As an alternative to generating functions (which is usually a very nice way to solve problems), let me mention the following. Assume no three lines are concurrent.

Each time a line is added, it adds a region for each region it passes through, i.e. it divides that region in two. The number of regions through which a line passes is equal to the number of lines crossed plus one. Each time the line crosses another line, it creates a point of intersection, so we could count the number of lines crossed plus one to be the number of points of intersection added plus the number of lines added. Thus, the number of regions is one (the plane) plus the number of points of intersection plus the number of lines.

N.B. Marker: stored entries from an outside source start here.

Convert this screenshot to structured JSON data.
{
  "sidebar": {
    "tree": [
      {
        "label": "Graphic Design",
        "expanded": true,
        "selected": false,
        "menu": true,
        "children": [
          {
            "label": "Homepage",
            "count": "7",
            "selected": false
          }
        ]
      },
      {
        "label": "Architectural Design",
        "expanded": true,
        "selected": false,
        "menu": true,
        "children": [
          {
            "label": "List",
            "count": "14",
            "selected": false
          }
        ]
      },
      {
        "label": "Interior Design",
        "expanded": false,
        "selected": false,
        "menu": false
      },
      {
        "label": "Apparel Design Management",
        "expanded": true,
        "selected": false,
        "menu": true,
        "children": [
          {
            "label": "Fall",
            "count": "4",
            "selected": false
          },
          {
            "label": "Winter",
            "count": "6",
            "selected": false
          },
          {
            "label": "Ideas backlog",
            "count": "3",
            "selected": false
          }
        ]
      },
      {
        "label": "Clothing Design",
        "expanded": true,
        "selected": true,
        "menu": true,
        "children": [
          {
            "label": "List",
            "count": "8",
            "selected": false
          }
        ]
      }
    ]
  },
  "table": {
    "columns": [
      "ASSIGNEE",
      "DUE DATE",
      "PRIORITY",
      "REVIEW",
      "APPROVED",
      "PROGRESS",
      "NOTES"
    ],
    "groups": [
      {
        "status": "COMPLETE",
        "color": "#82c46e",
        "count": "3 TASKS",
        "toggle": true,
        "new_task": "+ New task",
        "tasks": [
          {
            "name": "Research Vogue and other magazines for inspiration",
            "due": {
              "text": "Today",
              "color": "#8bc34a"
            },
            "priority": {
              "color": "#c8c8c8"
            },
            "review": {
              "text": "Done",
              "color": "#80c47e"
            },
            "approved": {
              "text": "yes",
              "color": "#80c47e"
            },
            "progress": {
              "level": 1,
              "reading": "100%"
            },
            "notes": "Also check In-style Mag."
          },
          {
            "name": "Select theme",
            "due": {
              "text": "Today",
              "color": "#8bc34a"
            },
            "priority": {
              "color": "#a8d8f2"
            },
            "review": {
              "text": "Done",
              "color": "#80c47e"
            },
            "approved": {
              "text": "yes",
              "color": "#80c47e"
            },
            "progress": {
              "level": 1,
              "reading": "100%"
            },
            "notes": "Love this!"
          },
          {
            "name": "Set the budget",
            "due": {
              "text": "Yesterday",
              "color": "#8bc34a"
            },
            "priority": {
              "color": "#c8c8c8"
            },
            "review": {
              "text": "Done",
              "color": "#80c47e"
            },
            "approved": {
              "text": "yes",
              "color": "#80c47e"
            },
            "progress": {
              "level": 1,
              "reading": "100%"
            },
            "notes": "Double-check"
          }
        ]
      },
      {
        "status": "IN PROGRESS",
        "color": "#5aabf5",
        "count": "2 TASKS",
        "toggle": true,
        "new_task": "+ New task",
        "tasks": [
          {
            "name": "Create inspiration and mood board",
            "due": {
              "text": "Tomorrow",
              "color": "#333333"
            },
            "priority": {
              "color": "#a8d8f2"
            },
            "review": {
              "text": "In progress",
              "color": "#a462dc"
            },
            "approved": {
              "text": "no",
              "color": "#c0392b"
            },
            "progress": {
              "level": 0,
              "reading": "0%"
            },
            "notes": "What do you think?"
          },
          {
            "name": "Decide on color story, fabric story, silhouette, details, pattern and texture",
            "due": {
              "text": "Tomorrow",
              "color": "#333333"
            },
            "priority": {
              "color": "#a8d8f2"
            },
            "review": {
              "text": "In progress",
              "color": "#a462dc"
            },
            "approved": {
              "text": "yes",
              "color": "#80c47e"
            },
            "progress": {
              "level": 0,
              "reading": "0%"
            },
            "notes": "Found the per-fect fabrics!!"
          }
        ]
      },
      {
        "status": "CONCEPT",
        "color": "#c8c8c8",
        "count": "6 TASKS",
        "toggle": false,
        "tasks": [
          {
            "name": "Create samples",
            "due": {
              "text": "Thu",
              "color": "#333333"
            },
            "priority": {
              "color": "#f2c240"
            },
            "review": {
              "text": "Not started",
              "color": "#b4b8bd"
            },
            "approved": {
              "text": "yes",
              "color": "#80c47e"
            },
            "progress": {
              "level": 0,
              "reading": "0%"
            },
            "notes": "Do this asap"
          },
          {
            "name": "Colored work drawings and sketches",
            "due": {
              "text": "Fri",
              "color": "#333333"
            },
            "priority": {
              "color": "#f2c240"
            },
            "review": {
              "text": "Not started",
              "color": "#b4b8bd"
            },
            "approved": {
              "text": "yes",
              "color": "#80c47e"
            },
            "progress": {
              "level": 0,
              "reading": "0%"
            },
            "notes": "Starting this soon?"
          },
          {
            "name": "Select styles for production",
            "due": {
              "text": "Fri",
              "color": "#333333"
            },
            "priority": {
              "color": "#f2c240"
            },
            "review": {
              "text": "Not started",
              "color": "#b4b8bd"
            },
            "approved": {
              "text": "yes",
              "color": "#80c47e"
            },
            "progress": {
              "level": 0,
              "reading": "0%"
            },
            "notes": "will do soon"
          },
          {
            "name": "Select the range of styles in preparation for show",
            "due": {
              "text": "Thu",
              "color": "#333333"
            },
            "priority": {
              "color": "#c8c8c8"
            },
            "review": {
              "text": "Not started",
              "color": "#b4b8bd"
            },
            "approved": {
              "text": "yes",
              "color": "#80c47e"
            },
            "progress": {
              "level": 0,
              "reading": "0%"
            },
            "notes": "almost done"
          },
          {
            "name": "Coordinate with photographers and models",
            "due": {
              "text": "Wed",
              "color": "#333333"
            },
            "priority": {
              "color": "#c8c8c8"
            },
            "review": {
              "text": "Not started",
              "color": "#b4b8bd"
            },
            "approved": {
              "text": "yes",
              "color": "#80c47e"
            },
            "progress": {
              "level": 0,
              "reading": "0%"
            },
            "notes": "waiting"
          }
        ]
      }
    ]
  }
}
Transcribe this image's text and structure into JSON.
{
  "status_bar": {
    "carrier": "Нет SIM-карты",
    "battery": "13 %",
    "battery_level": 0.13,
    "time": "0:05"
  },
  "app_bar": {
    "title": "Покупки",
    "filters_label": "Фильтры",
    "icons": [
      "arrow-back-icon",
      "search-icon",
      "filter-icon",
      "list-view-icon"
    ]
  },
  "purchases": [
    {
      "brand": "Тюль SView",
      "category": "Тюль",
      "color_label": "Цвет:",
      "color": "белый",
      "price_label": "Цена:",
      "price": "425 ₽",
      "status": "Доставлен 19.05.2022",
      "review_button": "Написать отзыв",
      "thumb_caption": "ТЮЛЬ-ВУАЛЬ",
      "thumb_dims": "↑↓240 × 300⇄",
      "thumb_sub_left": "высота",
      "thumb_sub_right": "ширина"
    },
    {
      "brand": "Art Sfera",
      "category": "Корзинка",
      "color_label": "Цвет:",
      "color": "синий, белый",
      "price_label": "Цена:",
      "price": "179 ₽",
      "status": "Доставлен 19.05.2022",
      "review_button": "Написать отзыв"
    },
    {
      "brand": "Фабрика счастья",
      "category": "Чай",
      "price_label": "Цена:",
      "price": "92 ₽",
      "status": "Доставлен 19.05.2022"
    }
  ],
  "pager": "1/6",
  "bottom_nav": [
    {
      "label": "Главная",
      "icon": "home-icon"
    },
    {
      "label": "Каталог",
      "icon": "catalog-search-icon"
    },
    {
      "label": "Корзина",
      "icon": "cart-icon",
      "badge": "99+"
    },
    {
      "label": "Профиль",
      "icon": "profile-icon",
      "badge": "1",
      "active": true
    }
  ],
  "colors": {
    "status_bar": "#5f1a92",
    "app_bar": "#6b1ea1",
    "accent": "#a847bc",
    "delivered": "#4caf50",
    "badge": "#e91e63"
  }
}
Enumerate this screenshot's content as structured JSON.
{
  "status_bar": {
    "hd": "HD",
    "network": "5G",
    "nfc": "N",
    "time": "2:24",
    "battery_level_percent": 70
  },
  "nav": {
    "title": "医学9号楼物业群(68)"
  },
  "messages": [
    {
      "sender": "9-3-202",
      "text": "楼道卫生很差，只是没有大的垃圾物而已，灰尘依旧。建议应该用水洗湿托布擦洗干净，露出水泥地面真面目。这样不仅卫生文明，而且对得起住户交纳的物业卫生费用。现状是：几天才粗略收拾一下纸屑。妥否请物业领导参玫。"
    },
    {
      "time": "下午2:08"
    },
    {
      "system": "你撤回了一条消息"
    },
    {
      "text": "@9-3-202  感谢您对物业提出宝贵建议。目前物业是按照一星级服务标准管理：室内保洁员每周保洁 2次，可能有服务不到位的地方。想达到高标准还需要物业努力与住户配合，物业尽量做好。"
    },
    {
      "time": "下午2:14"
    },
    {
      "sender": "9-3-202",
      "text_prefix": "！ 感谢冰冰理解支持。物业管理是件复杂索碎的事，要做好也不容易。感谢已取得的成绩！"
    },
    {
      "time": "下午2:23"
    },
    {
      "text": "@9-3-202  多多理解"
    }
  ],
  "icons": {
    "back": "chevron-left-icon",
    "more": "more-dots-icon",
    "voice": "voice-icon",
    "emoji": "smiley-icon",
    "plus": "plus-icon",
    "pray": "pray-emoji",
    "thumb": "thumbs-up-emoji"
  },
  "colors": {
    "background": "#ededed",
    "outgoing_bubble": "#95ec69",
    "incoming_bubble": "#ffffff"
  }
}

If we have $n$ lines, there are $\binom{n}{2}$ points of intersection. Thus, the number of regions is $$ \binom{n}{2}+\binom{n}{1}+\binom{n}{0} $$

Solution 2:

Your recurrence is off by $1$: it should be $a_n=a_{n-1}+n$ for $n>0$, and you could make life a little easier by setting $a_0=1$. Then if you set $a_n=0$ for $n<0$, you can write simply $$a_n=a_{n-1}+n+[n=0]\;,$$ where the last term is an Iverson bracket. Now you get

$$\begin{align*} G(x)&=\sum_na_nx^n\\ &=\sum_na_{n-1}x^n+\sum_nnx^n+1\\ &=xG(x)+\frac{x}{(1-x)^2}+1\;, \end{align*}$$

so

$$\begin{align*} G(x)&=\frac{x}{(1-x)^3}+\frac1{1-x}\\ &=\sum_n\binom{n+2}2x^{n+1}+\sum_nx^n\\ &=\sum_n\binom{n+1}2x^n+\sum_nx^n\;, \end{align*}$$

and $$a_n=\binom{n+1}2+1\;.$$

Note that $\sum_kkx^k=\frac{x}{(1-x)^2}$, not $\frac1{(1-x)^2}$.